Equities rally draws traders away from commodities
MCX, NCDEX turnovers decline sharply
Alarge number of traders have reduced their positions in the commodities market to build interest in rallying equities. Turnover on commodity futures exchanges has declined sharply over the past year.
The daily average turnover on the Multi Commodity Exchange (MCX) declined by 33 per cent in a year from ~27,443 crore to ~18,319 crore in May 2017. Experts attribute this to a sharp fall in commodity prices, primarily base metals and energy. An MCX spokesperson refused to comment on the development. In January 2016 the average daily contract traded on the MCX were 1.12 million, which fell to 0.67 million in December before recovering to 0.74 million in May.
“Low volatility in the non-agri segment coupled with lack of confidence on continuity of agri contracts have driven investors from commodities to equities. Volumes in the agri segment could be very high if the fear of frequent government intervention fades,” said Jayant Manglik, president, Religare Securities.
Prakarsh Gagdani, chief executive officer, 5paisa.com, said the transaction cost in equity investments also played a role in attracting investors. “The Indian equity markets are among the most costeffective worldwide,” he said.
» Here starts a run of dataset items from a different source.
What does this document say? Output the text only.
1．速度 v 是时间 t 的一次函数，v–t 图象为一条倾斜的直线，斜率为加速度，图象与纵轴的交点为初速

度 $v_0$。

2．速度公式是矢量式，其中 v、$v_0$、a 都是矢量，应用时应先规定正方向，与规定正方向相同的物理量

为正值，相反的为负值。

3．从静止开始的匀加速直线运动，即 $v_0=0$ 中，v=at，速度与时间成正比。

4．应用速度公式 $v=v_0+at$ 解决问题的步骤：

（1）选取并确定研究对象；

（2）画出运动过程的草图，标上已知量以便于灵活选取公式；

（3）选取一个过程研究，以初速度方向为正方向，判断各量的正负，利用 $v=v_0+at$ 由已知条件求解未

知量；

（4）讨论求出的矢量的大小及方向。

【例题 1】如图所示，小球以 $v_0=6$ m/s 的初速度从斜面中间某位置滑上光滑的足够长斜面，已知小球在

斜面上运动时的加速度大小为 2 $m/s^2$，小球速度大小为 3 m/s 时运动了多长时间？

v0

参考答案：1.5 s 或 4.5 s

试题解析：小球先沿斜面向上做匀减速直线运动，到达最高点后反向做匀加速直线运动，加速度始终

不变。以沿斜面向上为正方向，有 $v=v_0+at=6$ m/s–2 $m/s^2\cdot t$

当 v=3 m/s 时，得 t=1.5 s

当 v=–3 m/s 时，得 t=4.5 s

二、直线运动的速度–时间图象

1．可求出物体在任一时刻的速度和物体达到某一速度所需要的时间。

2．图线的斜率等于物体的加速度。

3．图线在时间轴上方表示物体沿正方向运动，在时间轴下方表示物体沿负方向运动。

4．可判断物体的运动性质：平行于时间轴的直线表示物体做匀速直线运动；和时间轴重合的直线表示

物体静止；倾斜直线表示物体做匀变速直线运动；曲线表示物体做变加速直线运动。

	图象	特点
A PwC survey last year indicated that 55 per cent of investors felt Indian equity market transaction costs were moderate in comparison to emerging market benchmarks.
The daily average turnover of the NCDEX has fallen from ~3,453 crore in July 2016 to ~1,881 crore in May. “The volumes in agri commodities are a result of the interplay of supply trends, uncertainty over the GST and the performance of the equity markets. The introduction of options is a big step. We should see some innovative options in agri-commodities soon,” an NCDEX spokesperson said.
The National Stock Exchange (NSE) has witnessed a sharp increase in its daily average turnover in the futures segment from ~62,252 crore in July 2016 to ~80,823 crore in May. The Sensex and Nifty have climbed 12- 13 per cent since July 2016. While prices of agri-commodities have fallen sharply since then, non-agri commodities largely have moved in a narrow range during the past year.